Part 8: Call Centre Trends: Forecasting & Workforce Management

Call centre trends Forecasting workforce management

A common refrain in our series on contact centres has been that they are “people businesses”. The critical element of any centre’s operations is the interaction between agents and customers. In a very real sense, a centre’s workers are the organisation’s most precious resource.

As with all valuable resources, those workers must be managed and handled effectively. There’s an entire strand of the operations of any call centre devoted to this. Forecasting and workforce management (WFM) are the two principal elements in that area.

This post is going to take a closer look at forecasting and WFM in the contact centre niche. Read on, and you’ll learn what forecasting is all about and how it helps centres tailor their workforce. We’ll also go on to discuss some of the most common forecasting techniques. As well as the vital KPIs and metrics associated with them.       

What is Forecasting in the Context of Contact Centres?

Hear the word “forecasting”, and your first thought might be for the five minutes at the end of the nightly news. Just as a weather forecast is about making predictions, so too is forecasting in call centres. The only thing that changes is what’s getting predicted.

For contact centres, what managers and agents need to know is the volume of contacts to expect at any given time. To deliver a superior level of service to customers, a contact centre has to plan ahead. Forecasted contact volumes are the building blocks of effective planning.

The importance of forecasting stems from how it aids a centre to balance high-quality service and cost-efficiency. How essential forecasting is in that regard is evident once you get to grips with its connection to WFM.   

Demand & Supply – The Relationship Between Forecasting & WFM

In many types of business, supply and demand is an essential concept.

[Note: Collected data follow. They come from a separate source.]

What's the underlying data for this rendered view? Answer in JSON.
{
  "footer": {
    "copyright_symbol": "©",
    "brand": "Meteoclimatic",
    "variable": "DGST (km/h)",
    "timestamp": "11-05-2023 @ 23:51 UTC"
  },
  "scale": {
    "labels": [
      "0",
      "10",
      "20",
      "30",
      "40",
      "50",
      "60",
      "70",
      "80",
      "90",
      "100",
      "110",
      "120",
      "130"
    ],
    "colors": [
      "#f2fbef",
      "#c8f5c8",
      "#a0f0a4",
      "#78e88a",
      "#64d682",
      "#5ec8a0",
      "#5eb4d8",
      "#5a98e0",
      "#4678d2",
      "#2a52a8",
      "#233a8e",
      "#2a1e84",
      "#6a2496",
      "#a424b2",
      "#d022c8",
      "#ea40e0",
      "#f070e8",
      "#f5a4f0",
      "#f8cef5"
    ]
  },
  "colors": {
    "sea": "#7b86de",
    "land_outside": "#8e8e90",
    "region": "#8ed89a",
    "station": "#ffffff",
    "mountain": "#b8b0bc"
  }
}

In retail, companies must have the right amount of stock to meet consumers’ needs. They must, though, avoid having too much inventory as that can raise their costs unnecessarily. Things are broadly similar in the call centre industry.

A contact centre supplies advice and solutions in the place of retail goods. They must meet customer demands for that assistance. The higher the demand, the higher the call volume the centre will receive. 

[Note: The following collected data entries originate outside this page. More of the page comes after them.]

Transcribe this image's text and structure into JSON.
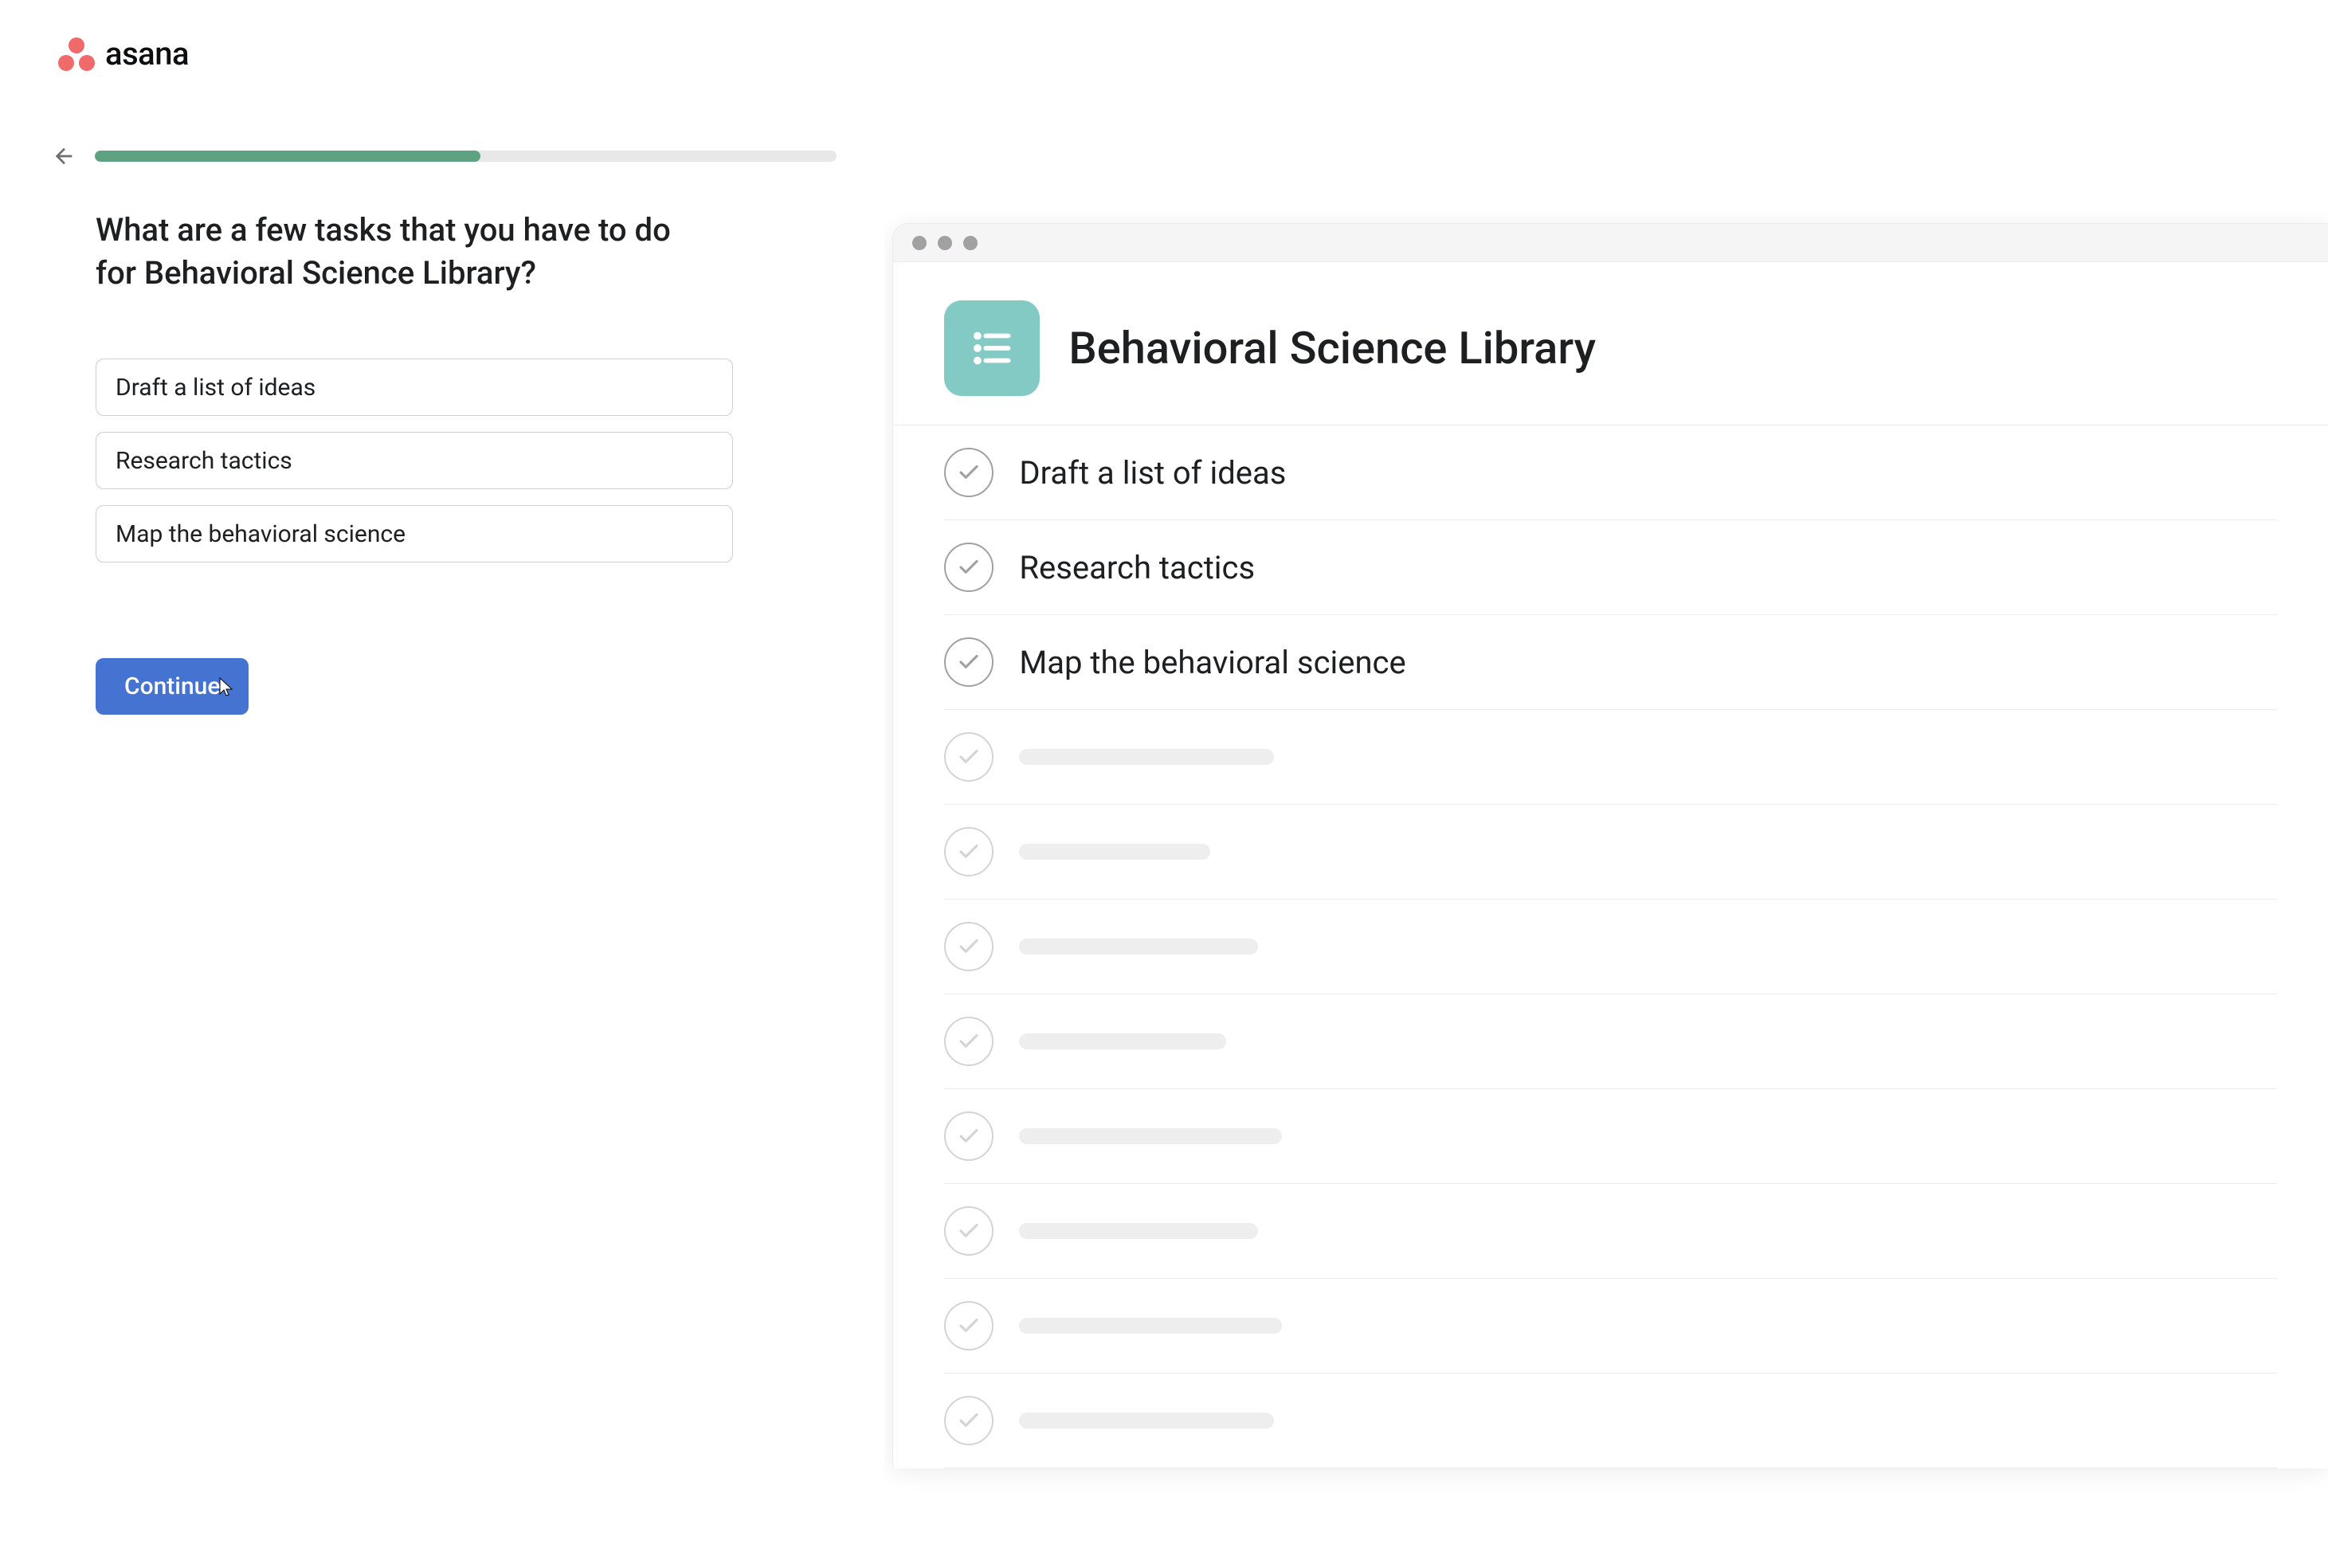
{
  "brand": {
    "name": "asana"
  },
  "onboarding": {
    "question": "What are a few tasks that you have to do for Behavioral Science Library?",
    "progress_percent": 52,
    "tasks": [
      "Draft a list of ideas",
      "Research tactics",
      "Map the behavioral science"
    ],
    "continue_label": "Continue"
  },
  "preview": {
    "project_title": "Behavioral Science Library",
    "tasks": [
      "Draft a list of ideas",
      "Research tactics",
      "Map the behavioral science"
    ],
    "placeholder_count": 8
  },
  "colors": {
    "brand_coral": "#f06a6a",
    "progress_green": "#5da283",
    "button_blue": "#4573d2",
    "project_teal": "#83c9c4"
  }
}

Rather than increasing stock levels, a centre meets increased demand by having more working agents. Having too many advisors active, though, damages an organisation’s bottom line. No business wants to be paying workers who don’t have enough work to keep them busy.

Source: Call Centre Helper 

FM Outsource explained how “labour flexibility” was crucial to the firm’s success. The business has both on-premises and home-based agents. They also have advisors who work core hours, but can add working time to those flexibly. Getting their forecasting right is the only way to know how to manage the workforce best.  

All centres must get as good an idea as they can of the demand which their supply must satisfy. Factors that have to get considered when forecasting include:

  • Historical contact volumes
  • Patterns and trends of contacts over time
  • Typical seasonal fluctuations
  • Holidays, events, and occurrences that can impact contact volumes. These could be specific to a business, a country, or even global.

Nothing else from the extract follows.